Today I had a reader giving a fantastic summary of my argument and asked great questions, for which I am extremely grateful:
I am in the process of reading your book ‘Marcion and the Dating of the Synoptic Gospels’ and wanted to make sure I am understanding your argument correctly before I use it in my essay.Put in simple terms- Marcion's gospel was the first, however it was a draft and he did not put his name on it.
>correct (as authors did not put their names on either drafts or texts not meant to be published, or other people's texts - although the latter sometimes happened as one can see in pseudepigraphy. But Marcion did not write anything pseudepigraphical, the letters of Paul which he collected, he correctly gave as the letters of Paul, and Colossians and Laodiceans[=Ephesians] he certainly took for authentically Paul's letters).
The four gospels used/plagiarised it, and rewrote it with additions concerning Christianity's link to Judaism.
>correct again, that is what Marcion, according to Tertullian, states (you can also check my new monograph on this topic Tertullian's Preface to Marcion's Gospel, Leuven:Peeters 2016).
This angered him, did he then rewrite another one? Taking out the things they added concerning Judaism?
>It angered him, as he saw his intention distorted. He did not write another one (perhaps only slightly updated it), but now he decided to publish it together with the preface on which Tertullian relies, and together with 10 Pauline Letters. This is the book, he called by the term he now coined as "The New Testament" to make it absolutely clear, that this New Testament should not be linked (as in the plagiarising Gospels) with what already Paul called the Old Testament (now by Marcion taken als a book).

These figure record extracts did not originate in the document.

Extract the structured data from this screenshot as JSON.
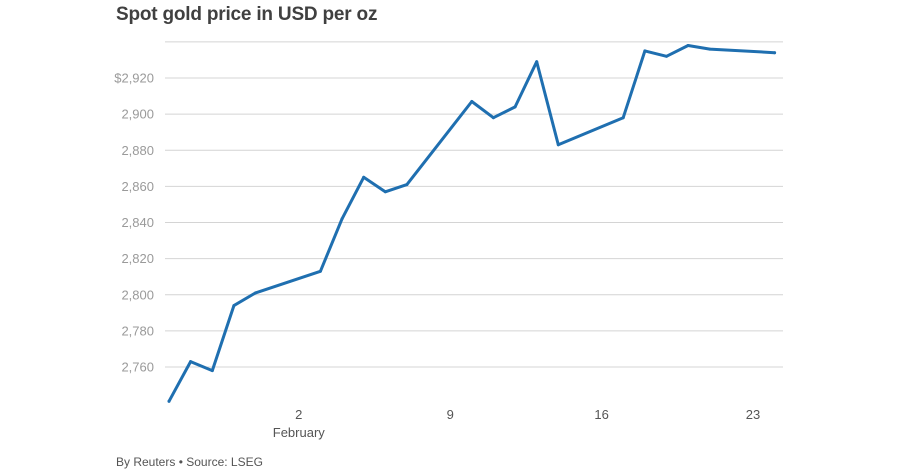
{
  "chart_data": {
    "type": "line",
    "title": "Spot gold price in USD per oz",
    "source": "By Reuters • Source: LSEG",
    "y_axis": {
      "ylim": [
        2740,
        2950
      ],
      "ticks": [
        2760,
        2780,
        2800,
        2820,
        2840,
        2860,
        2880,
        2900,
        2920
      ],
      "tick_labels": [
        "2,760",
        "2,780",
        "2,800",
        "2,820",
        "2,840",
        "2,860",
        "2,880",
        "2,900",
        "$2,920"
      ]
    },
    "x_axis": {
      "ticks": [
        {
          "date": "2025-02-02",
          "label": "2",
          "sublabel": "February"
        },
        {
          "date": "2025-02-09",
          "label": "9",
          "sublabel": ""
        },
        {
          "date": "2025-02-16",
          "label": "16",
          "sublabel": ""
        },
        {
          "date": "2025-02-23",
          "label": "23",
          "sublabel": ""
        }
      ]
    },
    "grid": true,
    "series": [
      {
        "color": "#1f6fb0",
        "points": [
          {
            "x": "2025-01-27",
            "y": 2741
          },
          {
            "x": "2025-01-28",
            "y": 2763
          },
          {
            "x": "2025-01-29",
            "y": 2758
          },
          {
            "x": "2025-01-30",
            "y": 2794
          },
          {
            "x": "2025-01-31",
            "y": 2801
          },
          {
            "x": "2025-02-03",
            "y": 2813
          },
          {
            "x": "2025-02-04",
            "y": 2842
          },
          {
            "x": "2025-02-05",
            "y": 2865
          },
          {
            "x": "2025-02-06",
            "y": 2857
          },
          {
            "x": "2025-02-07",
            "y": 2861
          },
          {
            "x": "2025-02-10",
            "y": 2907
          },
          {
            "x": "2025-02-11",
            "y": 2898
          },
          {
            "x": "2025-02-12",
            "y": 2904
          },
          {
            "x": "2025-02-13",
            "y": 2929
          },
          {
            "x": "2025-02-14",
            "y": 2883
          },
          {
            "x": "2025-02-17",
            "y": 2898
          },
          {
            "x": "2025-02-18",
            "y": 2935
          },
          {
            "x": "2025-02-19",
            "y": 2932
          },
          {
            "x": "2025-02-20",
            "y": 2938
          },
          {
            "x": "2025-02-21",
            "y": 2936
          },
          {
            "x": "2025-02-24",
            "y": 2934
          }
        ]
      }
    ]
  }
}
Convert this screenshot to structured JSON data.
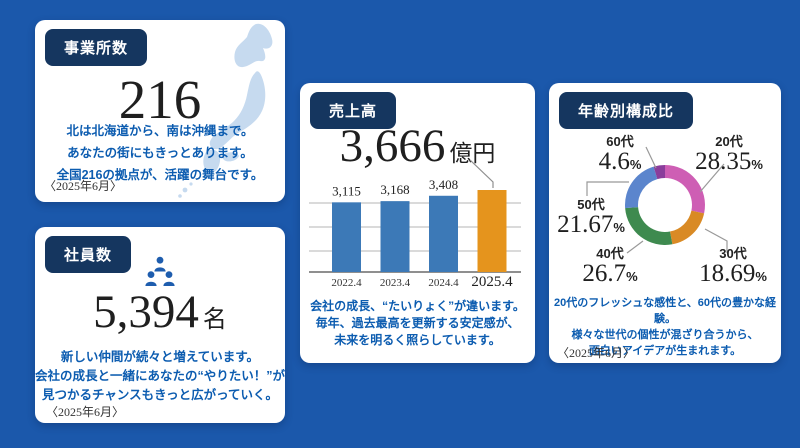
{
  "page": {
    "background_color": "#1b58ab"
  },
  "theme": {
    "card_background": "#ffffff",
    "title_badge_color": "#15365f",
    "accent_text_color": "#0c5cb0",
    "map_color": "#c6daef",
    "people_icon_color": "#1e5dae"
  },
  "cards": {
    "offices": {
      "title": "事業所数",
      "value": "216",
      "desc": [
        "北は北海道から、南は沖縄まで。",
        "あなたの街にもきっとあります。",
        "全国216の拠点が、活躍の舞台です。"
      ],
      "date": "〈2025年6月〉",
      "background_icon": "japan-map"
    },
    "employees": {
      "title": "社員数",
      "value": "5,394",
      "unit": "名",
      "icon": "people-pyramid-icon",
      "desc": [
        "新しい仲間が続々と増えています。",
        "会社の成長と一緒にあなたの“やりたい！”が",
        "見つかるチャンスもきっと広がっていく。"
      ],
      "date": "〈2025年6月〉"
    },
    "sales": {
      "title": "売上高",
      "value": "3,666",
      "unit": "億円",
      "desc": [
        "会社の成長、“たいりょく”が違います。",
        "毎年、過去最高を更新する安定感が、",
        "未来を明るく照らしています。"
      ]
    },
    "age_mix": {
      "title": "年齢別構成比",
      "desc": [
        "20代のフレッシュな感性と、60代の豊かな経験。",
        "様々な世代の個性が混ざり合うから、",
        "面白いアイデアが生まれます。"
      ],
      "date": "〈2025年6月〉"
    }
  },
  "chart_data": [
    {
      "type": "bar",
      "title": "売上高",
      "categories": [
        "2022.4",
        "2023.4",
        "2024.4",
        "2025.4"
      ],
      "values": [
        3115,
        3168,
        3408,
        3666
      ],
      "value_labels": [
        "3,115",
        "3,168",
        "3,408"
      ],
      "highlight_index": 3,
      "highlight_value_label": "3,666",
      "unit": "億円",
      "bar_colors": [
        "#3c79b7",
        "#3c79b7",
        "#3c79b7",
        "#e5941d"
      ],
      "ylim": [
        0,
        3666
      ],
      "grid": true,
      "legend": false
    },
    {
      "type": "donut",
      "title": "年齢別構成比",
      "labels": [
        "20代",
        "30代",
        "40代",
        "50代",
        "60代"
      ],
      "values": [
        28.35,
        18.69,
        26.7,
        21.67,
        4.6
      ],
      "value_labels": [
        "28.35",
        "18.69",
        "26.7",
        "21.67",
        "4.6"
      ],
      "unit": "%",
      "colors": [
        "#ce5eb4",
        "#d98a25",
        "#3e8a4f",
        "#5b85cd",
        "#8a3d9b"
      ],
      "start_angle_deg": 0,
      "direction": "clockwise",
      "legend": false
    }
  ]
}
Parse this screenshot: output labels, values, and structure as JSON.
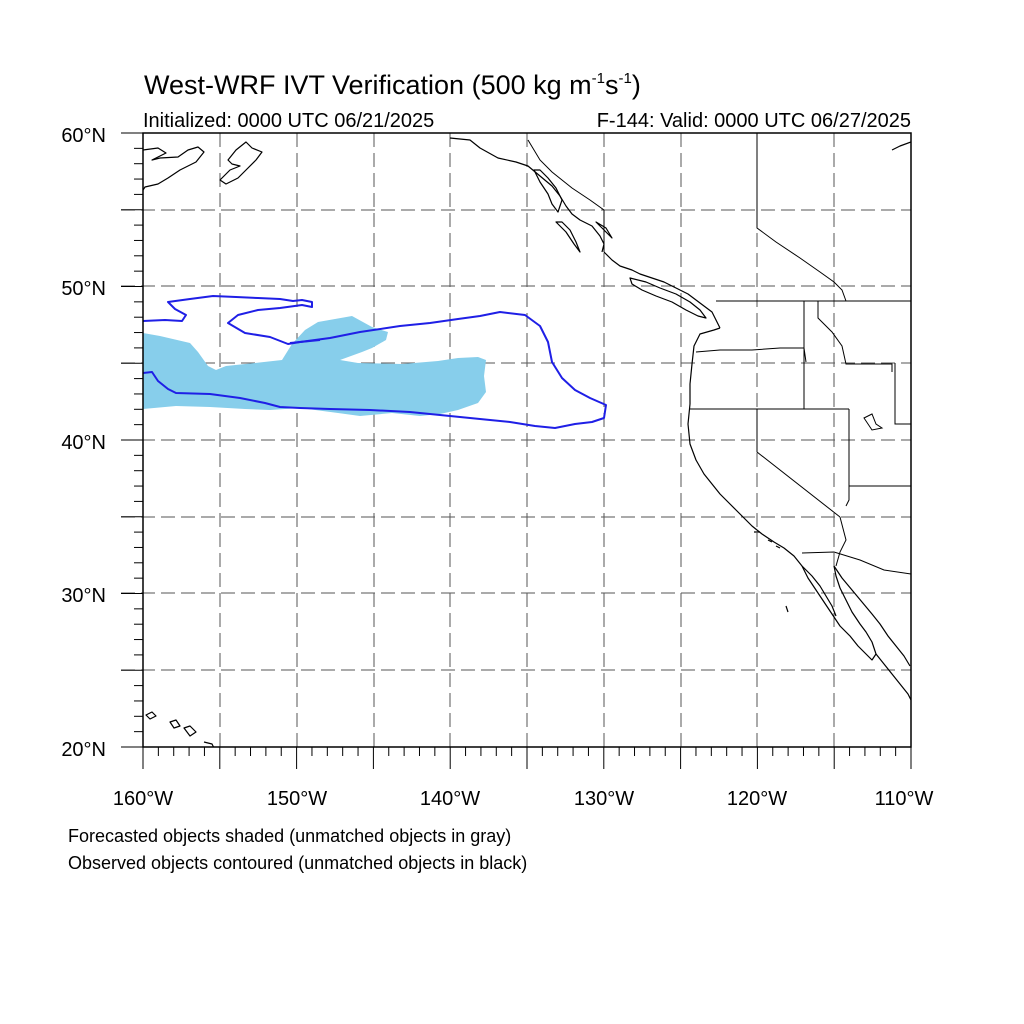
{
  "title": {
    "main": "West-WRF IVT Verification (500 kg m",
    "exp1": "-1",
    "mid": "s",
    "exp2": "-1",
    "end": ")"
  },
  "subtitle": {
    "left": "Initialized: 0000 UTC 06/21/2025",
    "right": "F-144: Valid: 0000 UTC 06/27/2025"
  },
  "axes": {
    "lat_labels": [
      "60°N",
      "50°N",
      "40°N",
      "30°N",
      "20°N"
    ],
    "lon_labels": [
      "160°W",
      "150°W",
      "140°W",
      "130°W",
      "120°W",
      "110°W"
    ],
    "lat_range": [
      20,
      60
    ],
    "lon_range": [
      -160,
      -110
    ],
    "grid": "dashed every 5 degrees"
  },
  "notes": {
    "line1": "Forecasted objects shaded (unmatched objects in gray)",
    "line2": "Observed objects contoured (unmatched objects in black)"
  },
  "colors": {
    "forecast_fill": "#87ceeb",
    "observed_contour": "#1f1fe6",
    "coastline": "#000000",
    "grid": "#555555"
  }
}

If this is correct, would it be possible to form an argument that it may be true Christianity therefore did not come from Jewish roots as he wrote the original doctrine and none of the links were included? Or is it more reasonable to say that due to his determination to make Christianity separate he just didn't include the obvious links to Judaism? And the four gospels realised this and therefore rewrote it including the important common tradition?

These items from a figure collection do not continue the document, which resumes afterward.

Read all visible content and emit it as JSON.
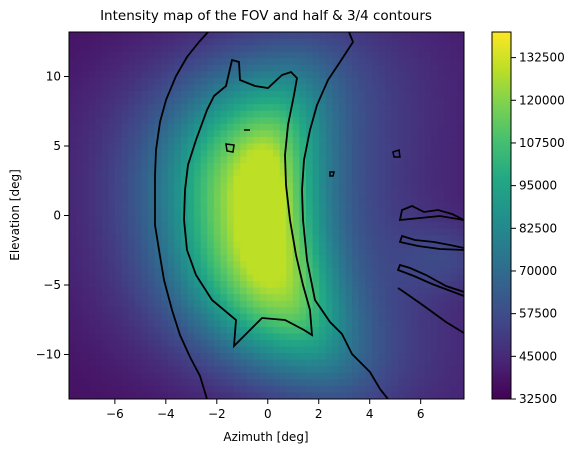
{
  "chart_data": {
    "type": "heatmap",
    "title": "Intensity map of the FOV and half & 3/4 contours",
    "xlabel": "Azimuth [deg]",
    "ylabel": "Elevation [deg]",
    "xlim": [
      -7.8,
      7.7
    ],
    "ylim": [
      -13.2,
      13.2
    ],
    "x_ticks": [
      -6,
      -4,
      -2,
      0,
      2,
      4,
      6
    ],
    "y_ticks": [
      -10,
      -5,
      0,
      5,
      10
    ],
    "x_tick_labels": [
      "−6",
      "−4",
      "−2",
      "0",
      "2",
      "4",
      "6"
    ],
    "y_tick_labels": [
      "−10",
      "−5",
      "0",
      "5",
      "10"
    ],
    "colormap": "viridis",
    "colorbar": {
      "min": 32500,
      "max": 140000,
      "ticks": [
        32500,
        45000,
        57500,
        70000,
        82500,
        95000,
        107500,
        120000,
        132500
      ],
      "tick_labels": [
        "32500",
        "45000",
        "57500",
        "70000",
        "82500",
        "95000",
        "107500",
        "120000",
        "132500"
      ]
    },
    "contour_levels": [
      "half",
      "3/4"
    ],
    "contour_color": "#000000",
    "peak": {
      "azimuth": -0.2,
      "elevation": 0.5,
      "intensity": 138000
    },
    "minimum_intensity": 32500
  }
}
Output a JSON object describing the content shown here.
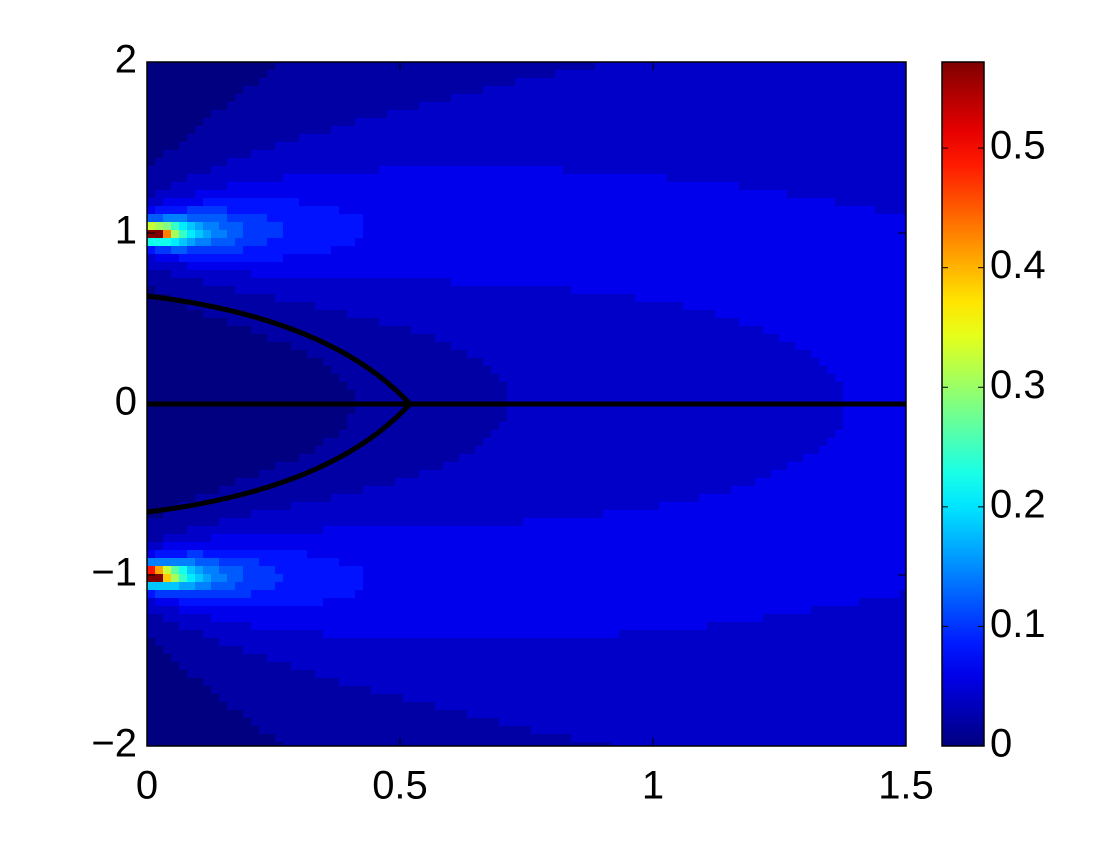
{
  "chart_data": {
    "type": "contourf",
    "xlim": [
      0,
      1.5
    ],
    "xticks": [
      0,
      0.5,
      1,
      1.5
    ],
    "ylim": [
      -2,
      2
    ],
    "yticks": [
      {
        "value": -2,
        "label": "−2"
      },
      {
        "value": -1,
        "label": "−1"
      },
      0,
      1,
      2
    ],
    "clim": [
      0,
      0.572
    ],
    "cticks": [
      0,
      0.1,
      0.2,
      0.3,
      0.4,
      0.5
    ],
    "colormap": "jet"
  }
}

>I would think along a middle line between your two thoughts. Don't forget, even if you want to distinguish yourself from what you now construct to be 'Judaism', you start from this construction of yours. And in this regard the 'New' is not such a novelty as you want to have it. And in this regard, Marcion is not fundamentally different from those who plagiarised them - the difference lies in that he consciously wanted to dissociate himself and what he perceived and even termed to be 'Christianity' from what he saw to be 'Judaism' and begin a separate heresy and tradition, whereas his plagiarisers saw 'Christianity' as heirs of the Jewish tradition which disinherited all those other Jews who from now on were no longer regarded as 'verus Israel' (true Israel), as Justin states.